Вверху, высоко над нами, на повороте, показывается кобылка. Мой конь, сдержанный мною, делает свечку. Но кругом обрывы. В ярости он опускается на то же место, где стоял, и наклоняет голову. Я знаю, что сейчас он со всего размаху ударит меня головой. Я отклоняюсь всем корпусом назад и, когда он бьет головой, ударяю мягко кулаком ему меж ушей, и он кричит от бешенства. Снова он крутится на месте, снова хочет ударить меня, но у него ничего не выходит. Так мы боремся между обрывов. Он косится в обрыв своим диким глазом, пена уже висит на трензелях, повод рвет рот, так как я передергиваю его. Наконец кобылка исчезла где-то в высях перевала. Ее больше не видно на поворотах. Я даю коню ход, и он хочет мчаться, но высота берет свое.
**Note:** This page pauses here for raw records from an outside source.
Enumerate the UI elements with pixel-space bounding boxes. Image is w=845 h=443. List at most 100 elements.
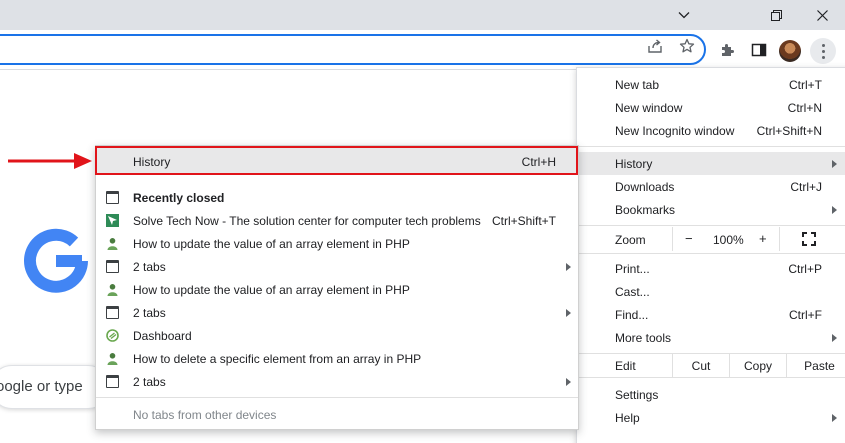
menu-divider [96,397,578,398]
person-favicon [106,283,119,296]
history-item-php-delete[interactable]: How to delete a specific element from an… [96,347,578,370]
recently-closed-header: Recently closed [96,186,578,209]
history-item-label: 2 tabs [133,260,166,274]
address-bar[interactable] [0,34,706,65]
menu-item-label: Downloads [615,180,675,194]
menu-item-shortcut: Ctrl+N [787,101,822,115]
submenu-arrow-icon [566,378,571,386]
history-item-php-update-1[interactable]: How to update the value of an array elem… [96,232,578,255]
menu-divider [577,377,845,378]
no-other-devices-note: No tabs from other devices [96,403,578,426]
history-item-label: 2 tabs [133,306,166,320]
menu-item-settings[interactable]: Settings [577,383,845,406]
copy-button[interactable]: Copy [729,354,786,377]
fullscreen-icon[interactable] [802,232,816,249]
menu-item-history[interactable]: History [577,152,845,175]
menu-item-label: Bookmarks [615,203,676,217]
zoom-controls: − 100% + [672,227,845,251]
person-favicon [106,352,119,365]
paste-button[interactable]: Paste [786,354,845,377]
restore-icon[interactable] [753,0,799,30]
menu-item-label: Cast... [615,285,650,299]
submenu-arrow-icon [566,263,571,271]
google-logo [20,225,92,300]
menu-item-new-incognito-window[interactable]: New Incognito window Ctrl+Shift+N [577,119,845,142]
close-icon[interactable] [799,0,845,30]
menu-item-new-tab[interactable]: New tab Ctrl+T [577,73,845,96]
history-item-label: History [133,155,171,169]
history-item-solve-tech-now[interactable]: Solve Tech Now - The solution center for… [96,209,578,232]
menu-item-downloads[interactable]: Downloads Ctrl+J [577,175,845,198]
history-item-2-tabs[interactable]: 2 tabs [96,301,578,324]
menu-item-label: New tab [615,78,660,92]
submenu-arrow-icon [832,160,837,168]
menu-item-shortcut: Ctrl+F [789,308,822,322]
menu-divider [577,253,845,254]
chrome-menu: New tab Ctrl+T New window Ctrl+N New Inc… [576,67,845,443]
menu-item-label: Print... [615,262,650,276]
history-item-history[interactable]: History Ctrl+H [95,146,578,175]
history-item-label: Dashboard [133,329,192,343]
annotation-arrow [8,151,92,174]
tab-icon [106,191,119,204]
menu-item-label: Settings [615,388,659,402]
history-item-label: How to delete a specific element from an… [133,352,422,366]
menu-item-label: History [615,157,653,171]
history-submenu: Recently closed Solve Tech Now - The sol… [95,145,579,430]
menu-item-print[interactable]: Print... Ctrl+P [577,257,845,280]
search-placeholder: oogle or type [0,378,83,395]
history-item-2-tabs[interactable]: 2 tabs [96,255,578,278]
zoom-row: Zoom − 100% + [577,227,845,251]
menu-item-find[interactable]: Find... Ctrl+F [577,303,845,326]
toolbar [0,30,845,70]
submenu-arrow-icon [832,206,837,214]
menu-item-shortcut: Ctrl+Shift+N [756,124,822,138]
submenu-arrow-icon [832,334,837,342]
menu-item-bookmarks[interactable]: Bookmarks [577,198,845,221]
cut-button[interactable]: Cut [672,354,729,377]
menu-item-new-window[interactable]: New window Ctrl+N [577,96,845,119]
menu-item-label: More tools [615,331,672,345]
zoom-label: Zoom [615,233,646,247]
history-item-shortcut: Ctrl+Shift+T [491,214,556,228]
history-item-shortcut: Ctrl+H [521,155,556,169]
edit-label: Edit [615,359,636,373]
menu-item-shortcut: Ctrl+J [790,180,822,194]
history-item-php-update-2[interactable]: How to update the value of an array elem… [96,278,578,301]
history-item-2-tabs[interactable]: 2 tabs [96,370,578,393]
title-bar [0,0,845,30]
zoom-value: 100% [713,233,744,247]
menu-divider [577,225,845,226]
share-icon[interactable] [646,37,664,55]
menu-item-label: New window [615,101,683,115]
history-item-label: Recently closed [133,191,225,205]
chevron-down-icon[interactable] [661,0,707,30]
tab-icon [106,260,119,273]
history-item-label: Solve Tech Now - The solution center for… [133,214,481,228]
person-favicon [106,237,119,250]
zoom-divider [779,227,780,251]
zoom-out-button[interactable]: − [685,231,693,246]
star-icon[interactable] [678,37,696,55]
menu-item-shortcut: Ctrl+T [789,78,822,92]
menu-item-more-tools[interactable]: More tools [577,326,845,349]
extensions-icon[interactable] [716,39,738,61]
submenu-arrow-icon [832,414,837,422]
tab-icon [106,375,119,388]
history-item-dashboard[interactable]: Dashboard [96,324,578,347]
side-panel-icon[interactable] [748,39,770,61]
menu-item-shortcut: Ctrl+P [788,262,822,276]
menu-divider [577,146,845,147]
tab-icon [106,306,119,319]
menu-item-label: New Incognito window [615,124,735,138]
history-item-label: No tabs from other devices [133,408,277,422]
menu-item-label: Help [615,411,640,425]
avatar[interactable] [779,40,801,62]
history-item-label: 2 tabs [133,375,166,389]
history-item-label: How to update the value of an array elem… [133,283,410,297]
more-icon[interactable] [810,38,836,64]
history-item-label: How to update the value of an array elem… [133,237,410,251]
menu-item-help[interactable]: Help [577,406,845,429]
zoom-in-button[interactable]: + [759,231,767,246]
menu-item-cast[interactable]: Cast... [577,280,845,303]
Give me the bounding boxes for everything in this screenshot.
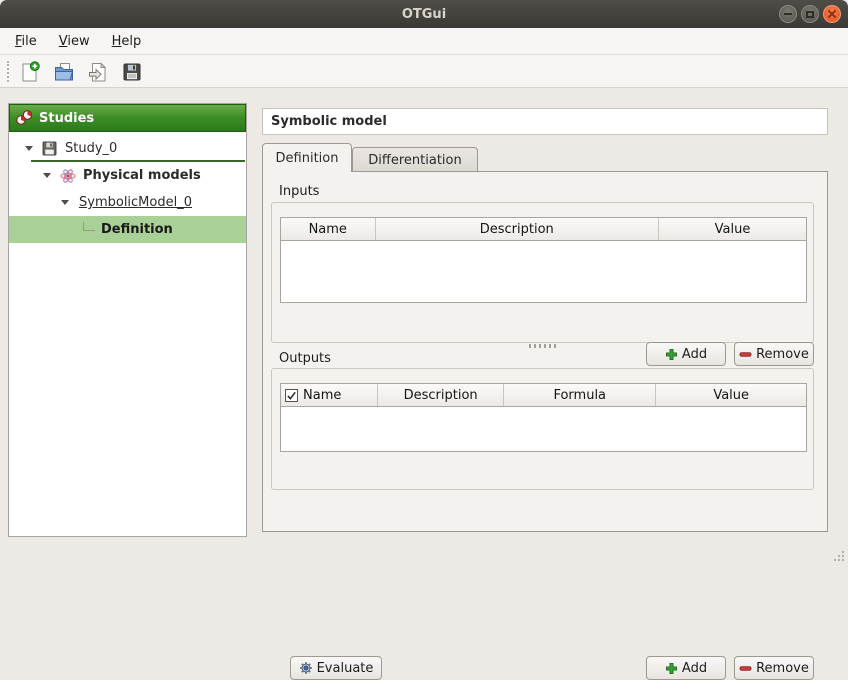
inputs-remove-button[interactable]: Remove: [734, 342, 814, 366]
close-icon: [827, 9, 837, 19]
outputs-group-box: Name Description Formula Value Evaluate: [271, 368, 814, 490]
gear-icon: [299, 661, 313, 675]
tab-label: Definition: [276, 151, 339, 166]
outputs-table-header: Name Description Formula Value: [281, 384, 806, 407]
outputs-remove-label: Remove: [756, 661, 809, 676]
studies-panel-title: Studies: [39, 111, 94, 126]
outputs-add-label: Add: [682, 661, 707, 676]
model-title: Symbolic model: [271, 114, 387, 129]
minus-icon: [739, 662, 752, 675]
tree-item-physical-models[interactable]: Physical models: [9, 162, 246, 189]
tree-item-study[interactable]: Study_0: [9, 135, 246, 162]
collapse-arrow-icon[interactable]: [25, 146, 33, 151]
maximize-button[interactable]: [801, 5, 819, 23]
tab-definition[interactable]: Definition: [262, 143, 352, 172]
import-script-button[interactable]: [84, 58, 111, 85]
evaluate-label: Evaluate: [317, 661, 374, 676]
new-study-icon: [19, 61, 41, 83]
outputs-section-label: Outputs: [279, 351, 331, 366]
column-header-name: Name: [281, 384, 378, 406]
titlebar: OTGui: [0, 0, 848, 28]
open-study-icon: [53, 61, 75, 83]
outputs-table-body[interactable]: [281, 407, 806, 451]
inputs-remove-label: Remove: [756, 347, 809, 362]
new-study-button[interactable]: [16, 58, 43, 85]
column-header-value: Value: [656, 384, 806, 406]
tree-item-definition-selected[interactable]: Definition: [9, 216, 246, 243]
toolbar: [0, 55, 848, 88]
definition-tab-panel: Inputs Name Description Value Add: [262, 171, 828, 532]
save-icon: [122, 62, 142, 82]
tree-item-label: Study_0: [65, 141, 117, 156]
model-title-field: Symbolic model: [262, 108, 828, 135]
outputs-add-button[interactable]: Add: [646, 656, 726, 680]
tree-item-label: Physical models: [83, 168, 201, 183]
tree-item-symbolic-model[interactable]: SymbolicModel_0: [9, 189, 246, 216]
inputs-section-label: Inputs: [279, 184, 319, 199]
import-script-icon: [87, 61, 109, 83]
outputs-remove-button[interactable]: Remove: [734, 656, 814, 680]
column-header-name: Name: [281, 218, 376, 240]
inputs-add-label: Add: [682, 347, 707, 362]
menu-file[interactable]: File: [4, 30, 48, 53]
inputs-table-header: Name Description Value: [281, 218, 806, 241]
column-header-label: Name: [303, 388, 341, 403]
splitter-handle[interactable]: [529, 344, 559, 348]
plus-icon: [665, 662, 678, 675]
floppy-icon: [42, 141, 57, 156]
select-all-checkbox[interactable]: [285, 389, 298, 402]
tree-item-label: Definition: [101, 222, 173, 237]
column-header-description: Description: [378, 384, 504, 406]
studies-panel: Studies Study_0: [8, 103, 247, 537]
inputs-add-button[interactable]: Add: [646, 342, 726, 366]
minus-icon: [739, 348, 752, 361]
tab-label: Differentiation: [368, 153, 461, 168]
save-study-button[interactable]: [118, 58, 145, 85]
atom-icon: [60, 168, 76, 184]
studies-tree: Study_0 Physical models SymbolicModel_0: [9, 135, 246, 243]
studies-icon: [16, 110, 33, 126]
checkmark-icon: [286, 390, 297, 401]
column-header-value: Value: [659, 218, 806, 240]
app-window: OTGui File View Help: [0, 0, 848, 569]
inputs-table-body[interactable]: [281, 241, 806, 302]
tree-branch-line: [83, 222, 95, 231]
resize-grip-icon: [831, 548, 845, 562]
close-button[interactable]: [823, 5, 841, 23]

Подъем крут! Постепенно конь успокаивается, и я вижу, что с каждым часом ему труднее и труднее набирать высоту. У нас нет никаких тяжелых вьюков, но высота уже свыше двух с половиной тысяч метров, и мы видим, что наши скакуны изрядно притомились. Они останавливаются, тяжело дышат, осматриваются, как будто хотят найти возможность сбежать… Но нет! Надо идти вперед.
Они начинают спотыкаться. Мы слезаем и ведем их в поводу. Последняя тысяча метров дается им с непривычки с большим трудом. Они останавливаются и, зло посматривая на нас, стоят, — они устали, им все трудней идти, но выхода нет.